– Да, так точно, семья, мы прибыли. Только вот который дом тёти Маши. Я помню, там у неё окна были, с резным обрамлением вокруг. Очень красивые. Это делал её муж, ещё перед войной, в качестве свадебного подарка. Он же к ней в примаки пришёл!
– А что это значит, «в примаки»? – удивлённо спросил сын.
Мама рассмеялась.
– Да это, как папа ко мне, то есть в мою квартиру, в мой дом, где я жила, понятно?
– А-а-а, то есть как в гости что ль? – начал рассуждать Димка.
– За гостями ты что делаешь? Ухаживаешь, правильно? Ну там, подаёшь на стол, готовишь, убираешь посуду и потом, гости приезжают на короткое время, – мама старалась, чтобы сын сам понял слово «примак»
– Ну папа дома тоже редко бывает. И ты за ним убираешься, тоже моешь посуду, ухаживаешь. Он что, гость? – парировал сын
Папа засмеялся, мама тоже, называя его «почётным гостем». Димка не понимал их веселья, стучал по креслу кулачками, стараясь доказать, что он прав.
– Ладно-ладно, Дим, успокойся, сейчас я тебе всё объясню. «Примак» – это мужчина, который женится на женщине и приходит жить в её дом, навсегда. То есть я его приняла, понимаешь?
– А почему не ты к нему идёшь? – Димка был настойчив, чтобы добиться истины.
– Да разное бывает. Ну, к примеру, у него негде жить, или есть где жить, но в доме очень много братьев-сестёр и поместиться новой семье там негде. Ещё бывает, жена не хочет переезжать к мужу в дом, далеко и ей надо за родителями своими ухаживать. Ну, понял?
– Теперь, кажется, понял! – сын утвердительно кивнул головой.
– Вот, вот, точно он! – папа указал на дом впереди, с затейливым орнаментом по периметру окна.
– Действительно, красиво. Вот руки у её мужа были – золотые! – восхищённо произнесла Ольга.
В окошке горела слабенькая лампочка, которая помогала, даже при свете дня хозяйке лучше видеть. Из трубы струился слабенький сизый дымок. Дом выглядел хоть и старым, но достаточно крепким.
– Так, ладно, вещи выгрузим потом. А сейчас пойдём к тёте Маше. Признает ли? Столько лет меня не видела! – размышлял вслух папа. Откинув снег от завьюженной калитки, они друг за другом, торя тропинку, направились к двери в дом.
Коля постучал, Димка тоже кулачком в варежке стукнул в дверь. Никто не ответил. Потом папа потянул деревянную ручку на себя. Дверь свободно открылась, и они шагнули в сени.

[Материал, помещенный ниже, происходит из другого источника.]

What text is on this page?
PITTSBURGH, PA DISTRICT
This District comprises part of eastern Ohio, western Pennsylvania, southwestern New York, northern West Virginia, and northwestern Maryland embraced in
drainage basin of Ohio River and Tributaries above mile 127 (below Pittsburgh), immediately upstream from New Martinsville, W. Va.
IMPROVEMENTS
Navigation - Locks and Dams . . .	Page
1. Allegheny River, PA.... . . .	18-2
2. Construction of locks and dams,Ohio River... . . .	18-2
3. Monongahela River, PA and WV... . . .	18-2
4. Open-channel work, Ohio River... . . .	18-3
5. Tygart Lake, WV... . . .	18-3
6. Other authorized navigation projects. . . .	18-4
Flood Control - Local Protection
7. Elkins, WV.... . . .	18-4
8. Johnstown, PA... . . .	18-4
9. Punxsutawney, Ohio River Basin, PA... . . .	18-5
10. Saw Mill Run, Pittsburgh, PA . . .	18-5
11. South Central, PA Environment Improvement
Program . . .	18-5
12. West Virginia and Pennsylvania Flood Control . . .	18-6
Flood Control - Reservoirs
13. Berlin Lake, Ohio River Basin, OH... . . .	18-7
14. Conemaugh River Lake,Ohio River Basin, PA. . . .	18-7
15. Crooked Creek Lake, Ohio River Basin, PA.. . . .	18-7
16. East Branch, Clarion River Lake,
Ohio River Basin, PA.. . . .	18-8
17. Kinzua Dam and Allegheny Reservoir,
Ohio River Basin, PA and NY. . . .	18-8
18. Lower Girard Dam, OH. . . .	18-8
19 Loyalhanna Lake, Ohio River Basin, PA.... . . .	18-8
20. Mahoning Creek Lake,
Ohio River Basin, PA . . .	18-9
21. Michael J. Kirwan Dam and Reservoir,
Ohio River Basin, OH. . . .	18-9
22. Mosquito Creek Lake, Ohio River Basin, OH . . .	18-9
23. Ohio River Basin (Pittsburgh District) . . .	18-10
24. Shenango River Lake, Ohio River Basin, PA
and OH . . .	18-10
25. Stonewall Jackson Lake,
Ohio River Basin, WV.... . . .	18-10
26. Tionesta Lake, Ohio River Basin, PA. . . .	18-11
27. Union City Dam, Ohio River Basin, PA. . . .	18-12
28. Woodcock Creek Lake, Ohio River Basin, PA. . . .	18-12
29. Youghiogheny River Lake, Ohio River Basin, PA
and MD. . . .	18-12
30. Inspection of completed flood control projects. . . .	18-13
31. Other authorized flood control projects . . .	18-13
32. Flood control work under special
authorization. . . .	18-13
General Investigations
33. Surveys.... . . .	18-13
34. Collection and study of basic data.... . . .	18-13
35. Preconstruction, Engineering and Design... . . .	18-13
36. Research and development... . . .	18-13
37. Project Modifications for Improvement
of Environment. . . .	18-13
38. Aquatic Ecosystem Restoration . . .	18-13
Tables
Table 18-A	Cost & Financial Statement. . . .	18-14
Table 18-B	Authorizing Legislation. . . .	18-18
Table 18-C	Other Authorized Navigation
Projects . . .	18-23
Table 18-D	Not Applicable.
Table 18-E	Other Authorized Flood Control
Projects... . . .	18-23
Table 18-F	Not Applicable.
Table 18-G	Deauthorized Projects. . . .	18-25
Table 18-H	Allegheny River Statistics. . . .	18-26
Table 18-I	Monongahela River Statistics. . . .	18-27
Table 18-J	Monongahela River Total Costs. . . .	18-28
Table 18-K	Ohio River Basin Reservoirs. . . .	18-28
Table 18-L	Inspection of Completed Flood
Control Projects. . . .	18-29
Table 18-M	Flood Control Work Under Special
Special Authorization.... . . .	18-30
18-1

Поднялись по ступенькам к двери, ведущей в комнату.
Папа выдохнул, постучал, дёрнул кованую ручку двери, и не заходя вовнутрь спросил:
– Тётя Маша, ты дома?
– Дома, – ответил слабый голос где-то из угла.

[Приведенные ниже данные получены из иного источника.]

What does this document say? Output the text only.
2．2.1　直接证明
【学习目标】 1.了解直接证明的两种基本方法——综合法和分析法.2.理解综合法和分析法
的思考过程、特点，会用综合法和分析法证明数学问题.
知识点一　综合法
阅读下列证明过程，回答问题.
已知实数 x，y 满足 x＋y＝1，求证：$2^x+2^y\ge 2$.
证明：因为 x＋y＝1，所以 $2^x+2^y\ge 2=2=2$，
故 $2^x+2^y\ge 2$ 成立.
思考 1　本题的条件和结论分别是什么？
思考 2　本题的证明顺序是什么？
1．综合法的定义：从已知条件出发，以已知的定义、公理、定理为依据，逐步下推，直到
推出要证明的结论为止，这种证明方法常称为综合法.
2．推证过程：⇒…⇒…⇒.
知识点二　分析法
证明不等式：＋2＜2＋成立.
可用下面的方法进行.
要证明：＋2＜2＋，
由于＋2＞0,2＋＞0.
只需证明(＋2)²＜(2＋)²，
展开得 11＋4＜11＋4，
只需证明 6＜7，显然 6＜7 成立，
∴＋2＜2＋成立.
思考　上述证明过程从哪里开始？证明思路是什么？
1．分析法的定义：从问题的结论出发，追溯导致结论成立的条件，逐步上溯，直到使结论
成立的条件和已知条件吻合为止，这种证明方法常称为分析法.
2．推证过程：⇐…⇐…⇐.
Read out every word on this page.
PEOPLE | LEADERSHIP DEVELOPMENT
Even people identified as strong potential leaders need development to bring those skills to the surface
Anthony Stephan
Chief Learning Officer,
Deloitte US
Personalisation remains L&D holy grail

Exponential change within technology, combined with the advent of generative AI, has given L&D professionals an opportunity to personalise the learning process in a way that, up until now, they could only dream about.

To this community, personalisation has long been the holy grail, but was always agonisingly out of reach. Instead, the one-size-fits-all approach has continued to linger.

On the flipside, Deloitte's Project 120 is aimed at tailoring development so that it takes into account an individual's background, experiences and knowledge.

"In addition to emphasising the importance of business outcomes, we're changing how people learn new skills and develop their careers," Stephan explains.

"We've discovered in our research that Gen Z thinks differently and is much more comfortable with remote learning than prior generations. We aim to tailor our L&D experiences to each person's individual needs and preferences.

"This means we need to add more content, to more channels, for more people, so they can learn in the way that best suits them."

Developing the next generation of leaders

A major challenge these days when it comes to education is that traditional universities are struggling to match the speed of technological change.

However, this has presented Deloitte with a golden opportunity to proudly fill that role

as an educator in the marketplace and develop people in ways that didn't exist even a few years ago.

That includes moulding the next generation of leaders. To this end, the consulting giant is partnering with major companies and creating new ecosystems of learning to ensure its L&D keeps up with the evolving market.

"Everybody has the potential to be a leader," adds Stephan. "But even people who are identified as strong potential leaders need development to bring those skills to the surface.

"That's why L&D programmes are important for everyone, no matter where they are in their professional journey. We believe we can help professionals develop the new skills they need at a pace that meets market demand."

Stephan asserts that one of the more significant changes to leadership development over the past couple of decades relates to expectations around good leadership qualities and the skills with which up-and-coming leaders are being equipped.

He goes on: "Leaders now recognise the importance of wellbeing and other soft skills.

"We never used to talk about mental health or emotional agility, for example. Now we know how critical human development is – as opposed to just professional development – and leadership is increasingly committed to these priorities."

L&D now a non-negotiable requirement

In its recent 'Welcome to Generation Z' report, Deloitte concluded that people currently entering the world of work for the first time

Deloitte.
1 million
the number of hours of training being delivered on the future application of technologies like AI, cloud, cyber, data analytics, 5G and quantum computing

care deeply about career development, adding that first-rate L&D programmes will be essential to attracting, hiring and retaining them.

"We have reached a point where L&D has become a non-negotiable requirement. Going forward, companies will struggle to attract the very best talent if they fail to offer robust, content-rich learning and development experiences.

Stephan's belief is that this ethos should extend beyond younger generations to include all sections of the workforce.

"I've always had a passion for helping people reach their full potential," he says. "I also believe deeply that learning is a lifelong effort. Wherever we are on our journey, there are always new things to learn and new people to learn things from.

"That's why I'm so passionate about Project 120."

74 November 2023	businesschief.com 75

– Это я, ваш Колюшка-горюшко, можно зайти?
– Коленька, – из угла послышались всхлипы, – заходи, заходи скорее, родной!
Краськовы зашли в комнату. Дурманно пахло валерианой и ещё какой-то травой. Было чисто и тихо, только гулко тикали ходики с дверцей для кукушки. На деревянном полу комнаты лежали тканые половички, пара комодов да шкаф возвышались у стен. Справа у окна с белоснежными кружевными занавесками, на кровати с железными спинками, прикрывшись одеялом, лежала бабулечка. Голова покоилась на двух подушках, одна на одной. По её бледному, симпатичному лицу текли слёзы. Она вытирала их краем цветастого платка, повязанного на голове. Другую руку протягивала в сторону Николая.
– Иди, иди сюда, сынок. Дай я тебя обниму!

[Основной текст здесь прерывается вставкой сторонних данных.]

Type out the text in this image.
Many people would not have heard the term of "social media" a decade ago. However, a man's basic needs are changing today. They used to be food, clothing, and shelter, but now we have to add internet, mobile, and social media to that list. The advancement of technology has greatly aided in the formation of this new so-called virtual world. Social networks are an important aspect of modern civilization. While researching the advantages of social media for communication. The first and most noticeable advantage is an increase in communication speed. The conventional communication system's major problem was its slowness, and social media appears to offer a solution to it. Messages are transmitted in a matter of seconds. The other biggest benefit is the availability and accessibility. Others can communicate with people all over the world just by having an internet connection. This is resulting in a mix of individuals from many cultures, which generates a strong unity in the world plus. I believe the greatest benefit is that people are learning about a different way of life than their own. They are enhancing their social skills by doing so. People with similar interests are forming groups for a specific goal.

Папа подошёл к тёте Маше, наклонился, поцеловал и его плечи затряслись.
Оля с сыном стояли посередине комнаты, не решаясь подойти в столь трогательный момент и пожалеть его.
Коля вытер глаза и сел, на стул, пододвинув его ближе к кровати.
– Тёть Маш, ну как же ты так, почему раньше не написала, если адрес знала?